- The opposition and pro-social justice party, Labour, has promised a total revamp of the U.K.'s economics.
- On the other hand, the incumbents and pro-business Conservative Party has put forward a somewhat "modest" manifesto, according to the IFS.
- The U.K.'s public debt pile sits at about 86% of its GDP (gross domestic product). The yield on the 10-year U.K. bond is at about 0.671%.
More of the same or a massive change to the economic system? This is the choice that the U.K.'s two biggest parties are offering at the upcoming election, according one independent British think tank.
"Rarely can a starker choice have been placed before the U.K. electorate," Paul Johnson, director of the Institute for Fiscal Studies (IFS), said at event in London Thursday.
The opposition and pro-social justice party, Labour, has promised a total revamp of the U.K.'s economics. It wants to nationalize the six big energy firms, the National Grid, the water industry, the Royal Mail, the railways and the broadband arm of telecoms firm BT. Labour also wants to increase taxes for corporations.
On the other hand, the incumbents and pro-business Conservative Party has put forward a somewhat "modest" manifesto, according to the IFS.
"It is hard to imagine two parties offering more different prospectuses to the British population," Johnson told CNBC.
"The Conservative manifesto is essentially 'steady she goes', no increases in taxes, very little in the way of spending rises, nothing changing in the welfare system. The Labour manifesto, on the other hand, is enormous in its ambition, literally £100 billion worth of spending increases, £80 billion worth of tax rises," Johnson added.

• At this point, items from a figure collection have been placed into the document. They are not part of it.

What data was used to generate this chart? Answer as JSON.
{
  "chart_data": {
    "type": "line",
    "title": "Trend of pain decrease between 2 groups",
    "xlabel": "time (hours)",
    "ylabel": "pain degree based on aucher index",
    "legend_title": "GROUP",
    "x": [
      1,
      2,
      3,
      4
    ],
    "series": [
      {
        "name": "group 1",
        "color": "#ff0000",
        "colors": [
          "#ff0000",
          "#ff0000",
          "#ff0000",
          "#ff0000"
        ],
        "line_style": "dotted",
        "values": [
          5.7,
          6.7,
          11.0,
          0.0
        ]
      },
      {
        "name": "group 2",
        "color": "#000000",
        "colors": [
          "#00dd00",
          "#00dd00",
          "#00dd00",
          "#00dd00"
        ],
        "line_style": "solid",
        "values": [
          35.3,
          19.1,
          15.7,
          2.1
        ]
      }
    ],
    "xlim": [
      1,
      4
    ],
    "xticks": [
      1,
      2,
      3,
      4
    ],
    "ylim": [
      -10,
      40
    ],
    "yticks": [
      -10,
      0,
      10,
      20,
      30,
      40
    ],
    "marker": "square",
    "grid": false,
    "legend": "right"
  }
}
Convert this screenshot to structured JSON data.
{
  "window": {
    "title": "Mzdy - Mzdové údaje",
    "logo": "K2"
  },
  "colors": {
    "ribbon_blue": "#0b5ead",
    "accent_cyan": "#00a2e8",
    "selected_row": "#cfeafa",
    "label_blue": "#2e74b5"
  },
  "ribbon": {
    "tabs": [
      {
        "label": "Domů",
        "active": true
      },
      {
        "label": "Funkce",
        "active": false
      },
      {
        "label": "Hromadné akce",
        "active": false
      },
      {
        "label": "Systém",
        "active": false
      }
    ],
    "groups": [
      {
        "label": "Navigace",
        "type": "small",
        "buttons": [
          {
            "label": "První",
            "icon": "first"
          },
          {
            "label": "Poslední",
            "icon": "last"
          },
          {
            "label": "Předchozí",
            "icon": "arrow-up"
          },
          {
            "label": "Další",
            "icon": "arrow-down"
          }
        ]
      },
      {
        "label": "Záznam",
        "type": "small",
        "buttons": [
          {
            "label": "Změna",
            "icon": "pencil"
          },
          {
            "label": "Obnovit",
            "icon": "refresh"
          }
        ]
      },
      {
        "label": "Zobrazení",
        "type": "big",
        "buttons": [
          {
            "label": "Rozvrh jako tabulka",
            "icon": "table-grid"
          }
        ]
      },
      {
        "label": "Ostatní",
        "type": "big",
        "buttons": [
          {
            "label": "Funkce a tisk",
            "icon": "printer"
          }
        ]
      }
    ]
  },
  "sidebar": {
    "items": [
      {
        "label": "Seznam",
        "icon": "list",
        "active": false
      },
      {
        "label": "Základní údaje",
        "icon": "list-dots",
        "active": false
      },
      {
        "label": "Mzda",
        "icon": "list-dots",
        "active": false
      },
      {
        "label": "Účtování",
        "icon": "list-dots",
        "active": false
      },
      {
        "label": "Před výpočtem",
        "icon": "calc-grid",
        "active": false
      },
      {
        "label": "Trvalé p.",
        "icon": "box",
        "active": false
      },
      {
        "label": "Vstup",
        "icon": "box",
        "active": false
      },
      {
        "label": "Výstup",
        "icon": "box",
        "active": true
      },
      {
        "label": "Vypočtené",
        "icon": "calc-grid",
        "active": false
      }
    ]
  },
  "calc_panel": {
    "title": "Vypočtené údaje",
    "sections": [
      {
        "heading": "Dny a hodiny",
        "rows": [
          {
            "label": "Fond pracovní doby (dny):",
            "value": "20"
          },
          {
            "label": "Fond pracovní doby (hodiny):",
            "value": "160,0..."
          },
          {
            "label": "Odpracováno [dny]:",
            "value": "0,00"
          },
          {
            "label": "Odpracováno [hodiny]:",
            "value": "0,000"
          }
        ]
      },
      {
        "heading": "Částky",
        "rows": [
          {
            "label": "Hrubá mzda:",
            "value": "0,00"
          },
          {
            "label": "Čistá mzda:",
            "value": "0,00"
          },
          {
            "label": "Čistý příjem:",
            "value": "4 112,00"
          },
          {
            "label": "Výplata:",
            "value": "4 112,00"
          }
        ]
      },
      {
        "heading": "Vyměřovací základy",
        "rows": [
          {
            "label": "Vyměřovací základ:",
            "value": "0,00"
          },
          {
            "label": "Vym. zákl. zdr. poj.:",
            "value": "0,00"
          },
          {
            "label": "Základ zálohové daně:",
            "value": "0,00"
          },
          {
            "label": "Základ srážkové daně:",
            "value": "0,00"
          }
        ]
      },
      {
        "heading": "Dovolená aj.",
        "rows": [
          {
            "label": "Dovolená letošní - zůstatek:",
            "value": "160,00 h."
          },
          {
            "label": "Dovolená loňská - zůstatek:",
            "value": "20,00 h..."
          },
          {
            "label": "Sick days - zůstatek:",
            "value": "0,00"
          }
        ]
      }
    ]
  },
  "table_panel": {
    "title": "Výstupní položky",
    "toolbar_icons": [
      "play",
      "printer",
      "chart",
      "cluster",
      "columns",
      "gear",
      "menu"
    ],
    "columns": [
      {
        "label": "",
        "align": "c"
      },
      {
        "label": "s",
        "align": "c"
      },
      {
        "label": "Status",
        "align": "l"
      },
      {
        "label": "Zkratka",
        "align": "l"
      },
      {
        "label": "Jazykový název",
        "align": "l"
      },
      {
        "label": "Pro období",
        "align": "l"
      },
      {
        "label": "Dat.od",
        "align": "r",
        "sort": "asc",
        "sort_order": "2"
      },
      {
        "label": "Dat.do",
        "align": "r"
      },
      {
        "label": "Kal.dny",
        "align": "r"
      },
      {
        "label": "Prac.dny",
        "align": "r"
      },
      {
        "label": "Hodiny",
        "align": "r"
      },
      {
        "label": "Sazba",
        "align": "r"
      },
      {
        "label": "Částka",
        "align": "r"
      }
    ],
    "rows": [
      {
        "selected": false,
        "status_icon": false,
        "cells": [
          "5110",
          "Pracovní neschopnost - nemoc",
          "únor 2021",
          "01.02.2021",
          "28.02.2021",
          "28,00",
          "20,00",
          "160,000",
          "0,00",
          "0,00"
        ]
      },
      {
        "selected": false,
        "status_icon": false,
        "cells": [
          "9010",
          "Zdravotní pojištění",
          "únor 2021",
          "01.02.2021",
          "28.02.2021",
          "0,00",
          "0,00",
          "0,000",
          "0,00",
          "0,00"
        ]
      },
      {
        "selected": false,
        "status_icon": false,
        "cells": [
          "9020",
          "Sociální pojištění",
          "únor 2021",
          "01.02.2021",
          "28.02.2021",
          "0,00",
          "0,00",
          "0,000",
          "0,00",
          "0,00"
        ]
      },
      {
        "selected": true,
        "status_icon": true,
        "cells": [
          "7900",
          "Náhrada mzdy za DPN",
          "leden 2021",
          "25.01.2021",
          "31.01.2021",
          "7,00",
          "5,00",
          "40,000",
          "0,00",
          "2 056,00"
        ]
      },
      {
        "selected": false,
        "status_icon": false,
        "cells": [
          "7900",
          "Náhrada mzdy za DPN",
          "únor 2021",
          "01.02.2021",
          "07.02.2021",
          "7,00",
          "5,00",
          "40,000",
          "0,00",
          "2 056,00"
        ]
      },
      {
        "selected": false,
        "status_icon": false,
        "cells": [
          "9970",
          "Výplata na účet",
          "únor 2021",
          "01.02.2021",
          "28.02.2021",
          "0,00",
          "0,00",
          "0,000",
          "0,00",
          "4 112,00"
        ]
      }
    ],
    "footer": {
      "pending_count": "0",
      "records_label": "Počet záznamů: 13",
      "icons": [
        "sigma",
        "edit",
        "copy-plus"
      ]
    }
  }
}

Reacting to the IFS analysis, John McDonnell, a Labour lawmaker and prominent figure within the party said: "The IFS assessment of Labour's plans is that we are too ambitious — we take that with pride. We are ambitious for our country and will be investing on the scale needed to end austerity, tackle climate change and build our county's future."
On the other hand, Sajid Javid, the Conservative minister for finance said Thursday: "Independent experts have again confirmed today that (Labour leader Jeremy) Corbyn's plans would mean millions more people paying higher taxes — leaving his manifesto promises in tatters."
The Conservative Party said it will no longer go ahead with a previous plan to reduce the corporation tax (the levy for businesses) from 19% to 17% — instead, Prime Minister Boris Johnson wants to invest more in public services.
He also committed to a "triple tax lock," meaning that the three main taxes from the government (income tax, value-added tax and National Insurance) will not rise during its next period in power.
Under a Conservative government, the National Insurance threshold (which states the amount by which people start paying tax on their income) will increase to £9,500 in 2020, with the aim to reach £12,500 in the future.
On the other hand, the Labour party has announced plans to raise the main rate of corporation tax to 21% from April 2020, 24% from April 2021 and 26% from April 2022.
It also intends to raise income tax for those who earn more than £80,000 a year as well as freezing National Insurance and income tax for all other brackets. VAT (a sales levy on goods and services) will also not increase under a Labour government, according to the party's manifesto.
"Conservative plans if delivered would leave public service spending (excluding health services) still 14% lower in 2023-24 than it was in 2010-11," the IFS said.
"Labour propose to increase current public service spending by an additional £73 billion by 2023-24 taking it to almost one-third above today's level," the think tank also said.
The U.K.'s public debt pile sits at about 86% of its GDP (gross domestic product). The yield on the 10-year U.K. bond is at about 0.671%.
"Borrowing at the moment in the U.K. is about average by its long-term historic standards and of course interest rates are very low, so there's probably scope for more borrowing and debt overtime, if that's where we want to go," Johnson told CNBC, while adding that, nonetheless, "you can't have the debt rising forever."